Come avversario in Supercoppa nel 2005 c’era Ibrahimovic, poi suo compagno e ora, 17 anni dopo, ancora protagonista.
"Mi ricordo che eravamo contro nella partita tra Inter e Juve in cui litigò con Mihajlovic. Ho pensato: ‘Questo non ha paura di nulla’. Quando è arrivato all’Inter ho scoperto una bravissima persona, un ragazzo a cui piaceva stare con i compagni. Mi fa piacere vederlo ancora a questi livelli. Gli ho sentito dire che non riesce più a fare le cose che faceva a 25/30 anni, ma è unico: incredibile come possa rendere ancora così a 40 anni. È una gioia per la gente che vuole bene al calcio".

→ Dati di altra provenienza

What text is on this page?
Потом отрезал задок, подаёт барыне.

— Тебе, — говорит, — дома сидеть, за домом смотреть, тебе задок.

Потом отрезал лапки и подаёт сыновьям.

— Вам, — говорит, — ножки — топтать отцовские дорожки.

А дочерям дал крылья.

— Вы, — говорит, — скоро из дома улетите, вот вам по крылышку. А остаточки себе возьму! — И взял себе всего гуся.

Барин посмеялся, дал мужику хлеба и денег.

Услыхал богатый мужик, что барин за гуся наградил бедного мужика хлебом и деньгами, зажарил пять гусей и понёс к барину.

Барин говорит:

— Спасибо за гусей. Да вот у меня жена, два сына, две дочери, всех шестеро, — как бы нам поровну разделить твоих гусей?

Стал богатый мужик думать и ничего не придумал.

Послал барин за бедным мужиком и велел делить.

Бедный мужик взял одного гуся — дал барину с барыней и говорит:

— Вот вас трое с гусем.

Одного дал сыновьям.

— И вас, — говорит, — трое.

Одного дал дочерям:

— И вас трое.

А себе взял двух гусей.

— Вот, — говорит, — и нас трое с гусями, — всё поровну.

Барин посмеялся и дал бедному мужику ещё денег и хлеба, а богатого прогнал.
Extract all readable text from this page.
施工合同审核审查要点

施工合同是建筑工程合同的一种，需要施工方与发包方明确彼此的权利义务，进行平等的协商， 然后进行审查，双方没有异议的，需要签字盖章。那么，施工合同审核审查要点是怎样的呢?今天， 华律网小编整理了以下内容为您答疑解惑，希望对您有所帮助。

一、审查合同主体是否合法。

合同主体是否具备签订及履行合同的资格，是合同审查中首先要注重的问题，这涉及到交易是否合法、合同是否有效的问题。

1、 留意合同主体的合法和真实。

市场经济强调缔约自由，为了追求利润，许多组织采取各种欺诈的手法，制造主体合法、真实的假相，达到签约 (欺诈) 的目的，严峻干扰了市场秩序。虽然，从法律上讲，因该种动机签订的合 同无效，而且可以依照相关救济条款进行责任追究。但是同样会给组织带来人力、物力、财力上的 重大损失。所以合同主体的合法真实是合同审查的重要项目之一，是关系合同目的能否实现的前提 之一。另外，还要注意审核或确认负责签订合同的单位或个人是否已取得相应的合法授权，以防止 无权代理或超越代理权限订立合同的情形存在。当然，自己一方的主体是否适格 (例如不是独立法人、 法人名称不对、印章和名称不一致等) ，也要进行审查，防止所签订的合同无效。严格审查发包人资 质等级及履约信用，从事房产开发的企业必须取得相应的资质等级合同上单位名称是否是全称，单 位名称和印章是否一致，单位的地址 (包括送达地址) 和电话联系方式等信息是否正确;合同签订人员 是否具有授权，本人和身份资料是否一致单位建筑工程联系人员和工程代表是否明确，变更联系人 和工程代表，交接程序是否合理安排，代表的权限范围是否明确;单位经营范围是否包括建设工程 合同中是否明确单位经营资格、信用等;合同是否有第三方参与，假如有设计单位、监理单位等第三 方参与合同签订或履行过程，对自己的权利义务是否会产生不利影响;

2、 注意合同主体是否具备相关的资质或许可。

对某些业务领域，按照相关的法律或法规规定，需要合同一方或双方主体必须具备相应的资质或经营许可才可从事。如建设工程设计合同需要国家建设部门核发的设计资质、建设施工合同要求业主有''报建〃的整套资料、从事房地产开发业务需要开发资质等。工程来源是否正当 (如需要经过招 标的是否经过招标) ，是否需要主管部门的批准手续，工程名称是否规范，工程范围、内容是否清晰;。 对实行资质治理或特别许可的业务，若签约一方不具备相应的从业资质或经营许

In campo per l’Inter, quella notte del 2005 in Supercoppa, tanti argentini: Veron, Cambiasso, Zanetti. Lei, Samuel e Solari in panchina. Ora ci sono Lautaro e Correa: un giudizio?
"Intanto ci tengo a dire che tutti gli argentini che sono passati dall’Inter sono rimasti legatissimi ai colori nerazzurri. È una cosa che ci accomuna. Lautaro e Correa stanno facendo bene, soprattutto del Toro si parla tanto qua in Argentina: è considerato un giocatore importante. Ha saputo guadagnarsi tutto il bello che sta avendo a Milano".
Alla Lazio lei ha giocato qualche partita con Simone Inzaghi: si aspettava che potesse diventare un allenatore così?
"Eravamo entrambi a fine carriera, tutti i tifosi lo amavano. La cosa che mi ha stupito è come è diventato in fretta un grande allenatore. Ho sempre pensato che fosse pronto a prendere una squadra come l’Inter: ora sta facendo quello che ha sempre fatto. Ha uno staff di persone per bene, a cui piace lavorare. Conosco suo padre e sua madre, siamo stati spesso in vacanza insieme. Si vede che lui e Filippo hanno preso i valori dei genitori: mi fa piacere il fatto che entrambi abbiano trovato la propria strada da allenatori. Penso che la qualità migliore di Simone sia il lato umano, che fa la differenza nel calcio: penso a quello che era Moratti per noi calciatori".